Here are two publications that document the benefits to low-income children. “The Effects of Exposure to Better Neighborhoods on Children,” which came out in May, found that children in poor families move to better neighborhoods before the age of 13, they wind up with higher educational attainment and higher salaries as adults.

Another paper, “Children and Housing Vouchers,” argued that public policy should promote locating families with housing choice vouchers under the Section 8 program — families who live predominantly in lower-income areas, nationally — in better neighborhoods. (Baltimore’s Housing Mobility Program was cited as an example with documented benefits.) This paper noted that HUD’s Section 8 program, in which voucher-holders rent from private landlords, is in a better position to spread voucher-holders among low-poverty areas than HUD’s project-based public housing program.
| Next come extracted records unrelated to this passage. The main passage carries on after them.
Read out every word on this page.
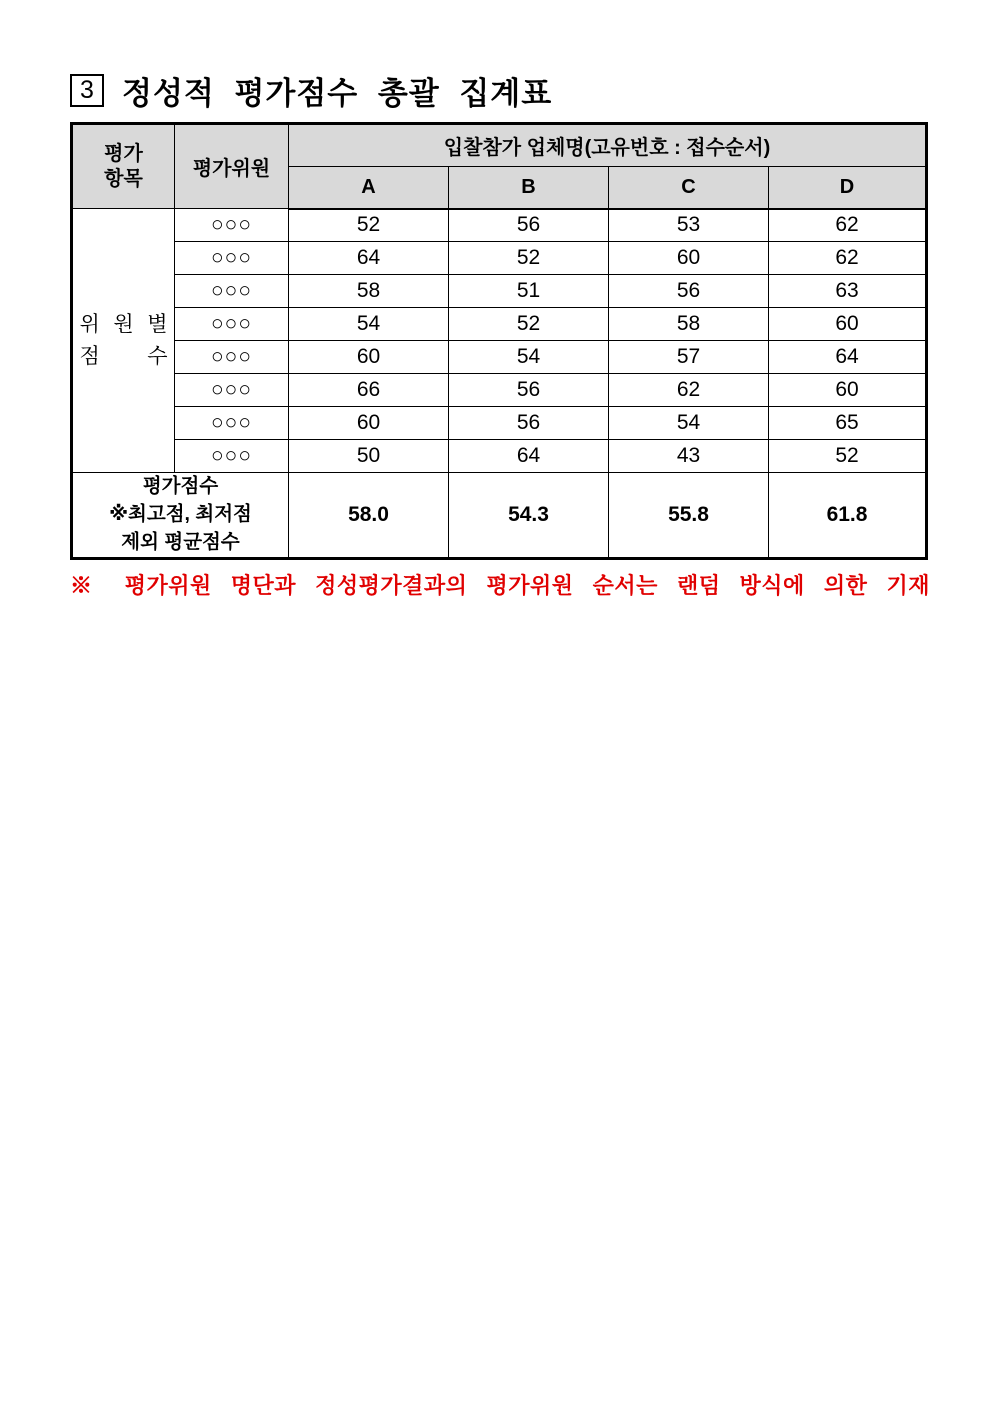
3 정성적 평가점수 총괄 집계표
평가
항목	평가위원	입찰참가 업체명(고유번호 : 접수순서)			
		A	B	C	D

위 원 별
점 수	○○○	52	56	53	62
	○○○	64	52	60	62
	○○○	58	51	56	63
	○○○	54	52	58	60
	○○○	60	54	57	64
	○○○	66	56	62	60
	○○○	60	56	54	65
	○○○	50	64	43	52

평가점수
※최고점, 최저점
제외 평균점수		58.0	54.3	55.8	61.8
※ 평가위원 명단과 정성평가결과의 평가위원 순서는 랜덤 방식에 의한 기재
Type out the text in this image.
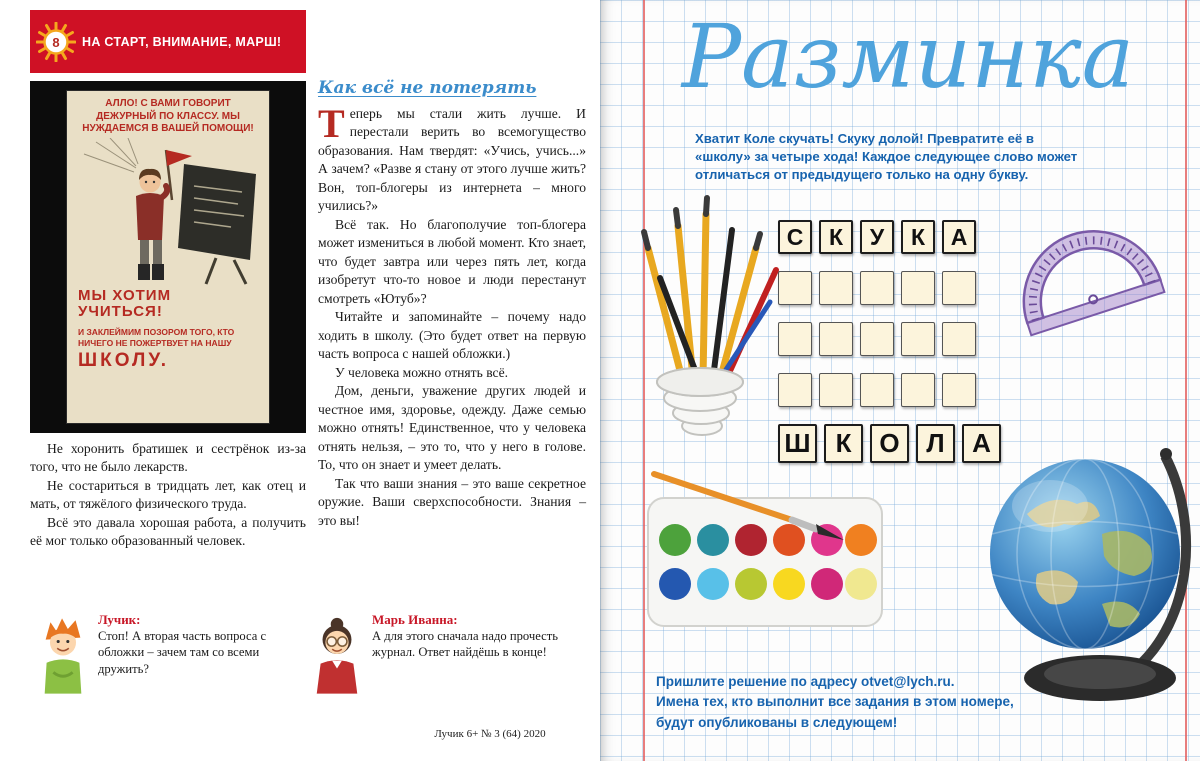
8 НА СТАРТ, ВНИМАНИЕ, МАРШ!
АЛЛО! С ВАМИ ГОВОРИТ ДЕЖУРНЫЙ ПО КЛАССУ. МЫ НУЖДАЕМСЯ В ВАШЕЙ ПОМОЩИ!
МЫ ХОТИМ УЧИТЬСЯ!
И ЗАКЛЕЙМИМ ПОЗОРОМ ТОГО, КТО НИЧЕГО НЕ ПОЖЕРТВУЕТ НА НАШУ
ШКОЛУ.

Не хоронить братишек и сестрёнок из-за того, что не было лекарств.

Не состариться в тридцать лет, как отец и мать, от тяжёлого физического труда.

Всё это давала хорошая работа, а получить её мог только образованный человек.

Как всё не потерять

Теперь мы стали жить лучше. И перестали верить во всемогущество образования. Нам твердят: «Учись, учись...» А зачем? «Разве я стану от этого лучше жить? Вон, топ-блогеры из интернета – много учились?»

Всё так. Но благополучие топ-блогера может измениться в любой момент. Кто знает, что будет завтра или через пять лет, когда изобретут что-то новое и люди перестанут смотреть «Ютуб»?

Читайте и запоминайте – почему надо ходить в школу. (Это будет ответ на первую часть вопроса с нашей обложки.)

У человека можно отнять всё.

Дом, деньги, уважение других людей и честное имя, здоровье, одежду. Даже семью можно отнять! Единственное, что у человека отнять нельзя, – это то, что у него в голове. То, что он знает и умеет делать.

Так что ваши знания – это ваше секретное оружие. Ваши сверхспособности. Знания – это вы!

Лучик:
Стоп! А вторая часть вопроса с обложки – зачем там со всеми дружить?
Марь Иванна:
А для этого сначала надо прочесть журнал. Ответ найдёшь в конце!
Лучик 6+ № 3 (64) 2020
Разминка

Хватит Коле скучать! Скуку долой! Превратите её в «школу» за четыре хода! Каждое следующее слово может отличаться от предыдущего только на одну букву.

С	К	У	К	А
Ш К	О	Л	А

Пришлите решение по адресу otvet@lych.ru.

Имена тех, кто выполнит все задания в этом номере,

будут опубликованы в следующем!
All of this got us thinking about housing choice vouchers in Vermont. According to Vermont’s 2015 Housing Needs Assessment, there are about 6,310 housing choice vouchers in this state, and about 3,100 households on the waiting list. To these numbers, add these, from the 2012 Analysis of Impediments to Fair Housing Choice: 23 of Vermont’s 184 census tracts had concentrations of low-to-moderate income people, as shown on this map:

map5lmi

So, here are our questions of the day, awaiting further research:

  • How many of these voucher holders live in the low-income zones, and how many live elsewhere? (Perhaps HUD’s new data analysis tools supplied under the AFFH rule will help answer this.)
  • What are policy-makers or housing officials doing, if anything, to encourage Section 8 voucher holders to move to low-poverty, high-opportunity neighborhoods?

Granted, HUD’s subsidizable “fair market rents” may rule out units in some properties, particularly, one- or two-unit “non-conventional” housing that according to the Needs Assessment tends to be pricier in Vermont. Still, HUD’s Fair Market Rents for Chittenden County, according to the assessment, seem high enough to allow voucher holders a good deal of choice. They range from $1,003 for a one-bedroom apartment to $1,925 for 4 bedrooms.

 

Ferguson and beyond

The Times had a story over the weekend on housing segregation in St. Louis region, including Ferguson. Focus was on African American holders of Section 8 vouchers who found themselves limited in where they could move. St. Louis County, it seems, does not have protection for them.

We note here that programs that have sent minority voucher holders to low-poverty areas, in suburban Chicago and Baltimore, for example, have brought benefits in education and employment. We also note that in Vermont, receipt of public assistance is a protected class, so refusing to rent to a Section 8 voucher holder is illegal.